Many, or even most, of these ’CoC’ drawings circling the web are pretty naive. The Airy disks (’CoC’) are not neatly centered on top of a pixel square. Instead we have a continuous spatial distribution of Airy disks. Another question is where one should draw the edge of the ’CoC’, is it the first minimum of the Airy disk, or the second maximum, or where. Probability distributions are not neatly drawn sharp-edged circles. In practice the center of the ’circle’ is never on top of the center of the square (the probability approaches zero).

Excellent points made here, Peter.
 

[basker]

Many, or even most, of these ’CoC’ drawings circling the web are pretty naive. The Airy disks (’CoC’) are not neatly centered on top of a pixel square. Instead we have a continuous spatial distribution of Airy disks. Another question is where one should draw the edge of the ’CoC’, is it the first minimum of the Airy disk, or the second maximum, or where. Probability distributions are not neatly drawn sharp-edged circles. In practice the center of the ’circle’ is never on top of the center of the square (the probability approaches zero).

That makes sense to me.

The following are just my bemused ideas on the subject of this thread. I have stifled them as long as I can. I do not claim I am qualified to teach.

It seems to me that fitting any disk, Airy or otherwise, into a square pixel will produce a square. That square would be either R, G, or B, assuming the surrounding pixels are completely dark.

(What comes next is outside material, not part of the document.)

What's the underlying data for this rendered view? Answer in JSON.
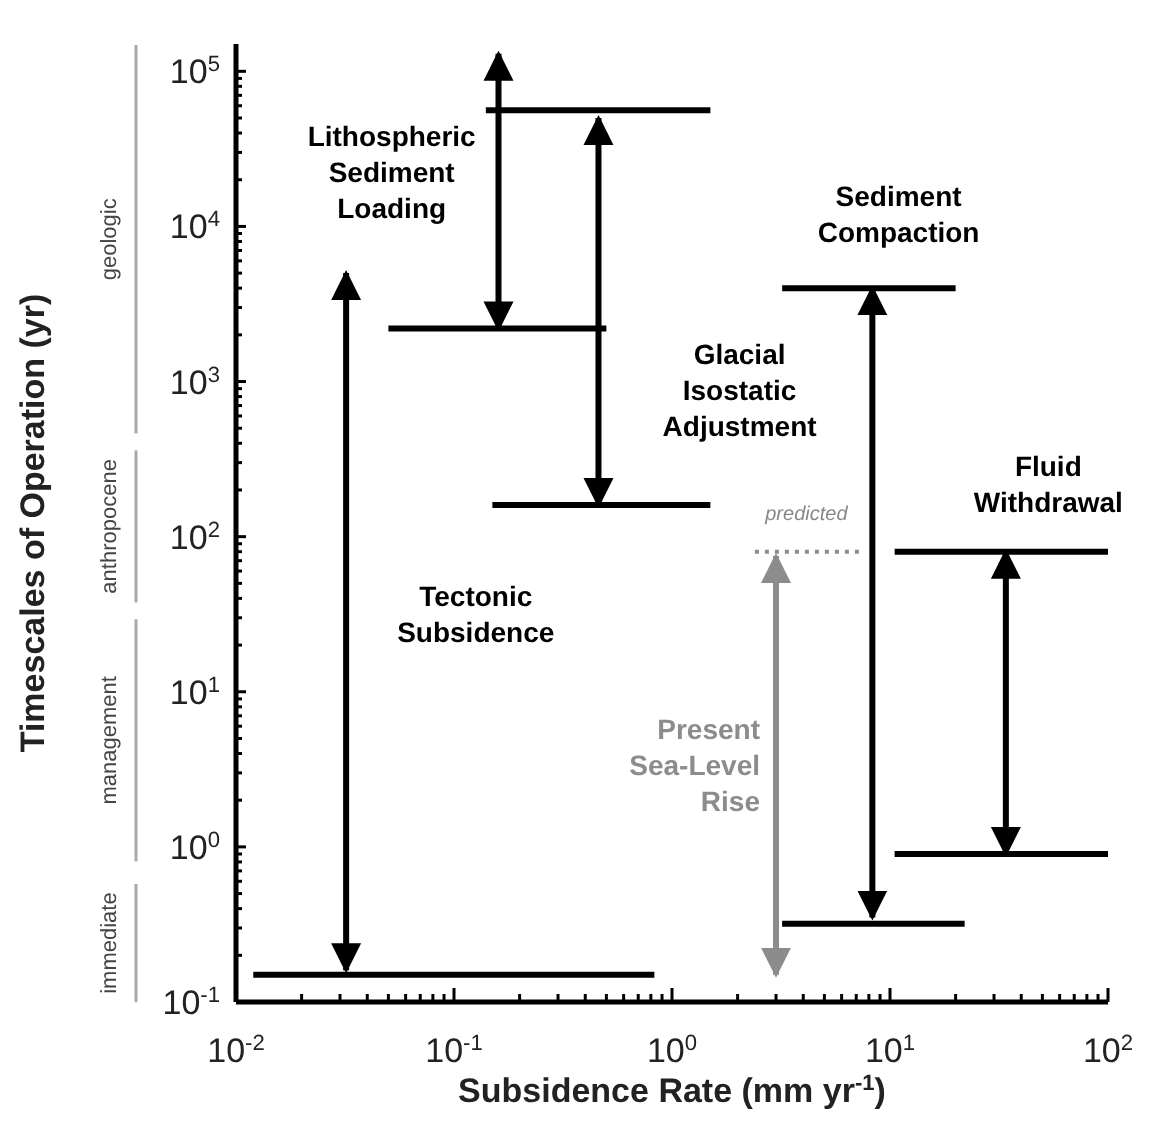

A disk the size four pixels would still produce a square, but with a mixture of colors. The size of the square would be 2X2 or 3X3 depending on how, precisely, the disk is placed.

This came to my attention when I noticed that a properly focused star is more or less square, and poorly a focused star is a collection of adjacent squares of various sizes and diminished brightness. That is the only real situation I can imagine where Airy disks are not overlapping to an extent that they are rendered into a mathematical abstraction.

BTW, I am completely in awe of the remarkable astrophotography shown here on NG.